The term "Kuiper Belt" was new to me, but astronomer Gerard Kuiper for whom it is named was a colleague of my father's at the University of Chicago's Yerkes Observatory. Kuiper's best known student was Carl Sagan, an astronomer who later did much to popularize science through his Cosmos television series and many books. From my recent correspondence with one of Sagan's friends and fellow student, Peter Pesch, it looks like Sagan was pursuing an unusual route in astronomy even back then: "Kuiper was exclusively interested in the solar system, which few of us were, except, of course, Carl Sagan."
In the photo, my father Al Hiltner and Gerard Kuiper are 2nd and 4th from the left, respectively, with Nobel prize winner Chandra first on the left.

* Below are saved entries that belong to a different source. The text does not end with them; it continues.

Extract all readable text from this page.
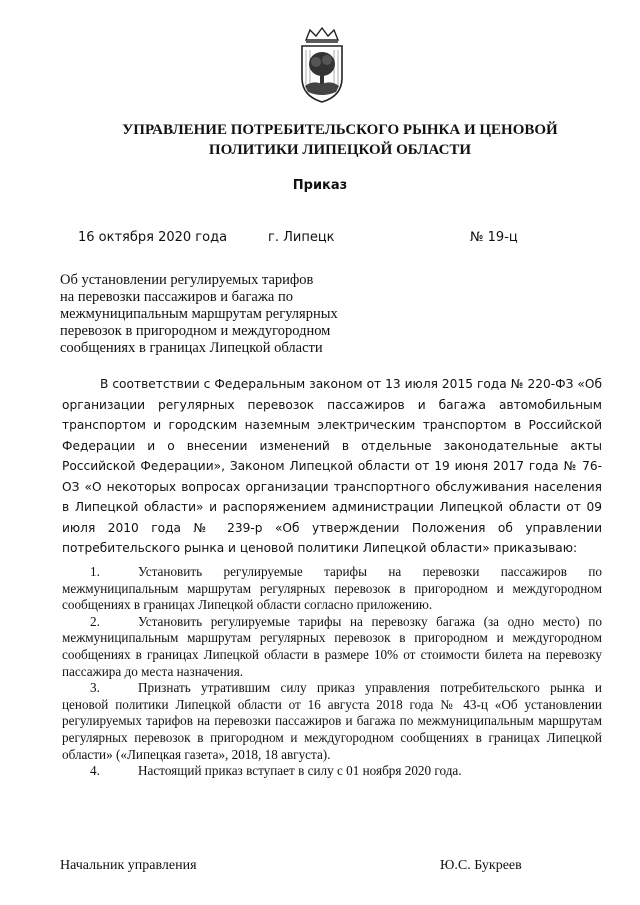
УПРАВЛЕНИЕ ПОТРЕБИТЕЛЬСКОГО РЫНКА И ЦЕНОВОЙ
ПОЛИТИКИ ЛИПЕЦКОЙ ОБЛАСТИ
Приказ
16 октября 2020 года	г. Липецк	№ 19-ц
Об установлении регулируемых тарифов
на перевозки пассажиров и багажа по
межмуниципальным маршрутам регулярных
перевозок в пригородном и междугородном
сообщениях в границах Липецкой области

В соответствии с Федеральным законом от 13 июля 2015 года № 220-ФЗ «Об организации регулярных перевозок пассажиров и багажа автомобильным транспортом и городским наземным электрическим транспортом в Российской Федерации и о внесении изменений в отдельные законодательные акты Российской Федерации», Законом Липецкой области от 19 июня 2017 года № 76-ОЗ «О некоторых вопросах организации транспортного обслуживания населения в Липецкой области» и распоряжением администрации Липецкой области от 09 июля 2010 года № 239-р «Об утверждении Положения об управлении потребительского рынка и ценовой политики Липецкой области» приказываю:

1.	Установить регулируемые тарифы на перевозки пассажиров по межмуниципальным маршрутам регулярных перевозок в пригородном и междугородном сообщениях в границах Липецкой области согласно приложению.

2.	Установить регулируемые тарифы на перевозку багажа (за одно место) по межмуниципальным маршрутам регулярных перевозок в пригородном и междугородном сообщениях в границах Липецкой области в размере 10% от стоимости билета на перевозку пассажира до места назначения.

3.	Признать утратившим силу приказ управления потребительского рынка и ценовой политики Липецкой области от 16 августа 2018 года № 43-ц «Об установлении регулируемых тарифов на перевозки пассажиров и багажа по межмуниципальным маршрутам регулярных перевозок в пригородном и междугородном сообщениях в границах Липецкой области» («Липецкая газета», 2018, 18 августа).

4.	Настоящий приказ вступает в силу с 01 ноября 2020 года.

Начальник управления	Ю.С. Букреев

Kuiper's name also popped up in a much more obscure location when I was researching the life of the Whiton-Stuarts, first owners of what became known as the Veblen House. The wife, Mary (Marshall Ogden) Whiton-Stuart, spent her last years in Tucson, AZ. Kuiper moved there in 1960 to found the Lunar and Planetary Laboratory. Here's a snippet from a previous post on this website:
Astronomy and the Whiton-Stuarts came together in the Nov. 16, 1964 issue of the Tucson Daily Citizen, which included Mary's obituary and, elsewhere on the same page, an announcement:
"To Speak At Dinner--Meet Dr. Gerard Kuiper, director of the Lunar and Planetary Laboratory at the University of Arizona, will speak Sunday at the annual Compact Day dinner meeting of the Society of Mayflower Descendants in the State of Arizona."Mary was an eighth generation descendant not of Mayflower pilgrims, but of a pilgrim who settled in what would become New Jersey, John Ogden.
Update: In another unexpected link between Yerkes Observatory and Veblen House, I recently contacted a U. of Chicago alum who had written a strongly worded letter to the alumni magazine lamenting the university's having moved out of the observatory. The author, Daniel Campion, happens to live in Iowa City, where Oswald Veblen grew up. Daniel took a break from his writing to research Veblen's childhood home, which will be the subject of another post. He also sent me a "squib" he had published--a short poem about Ultima Thule called "Marriage Made in Heaven."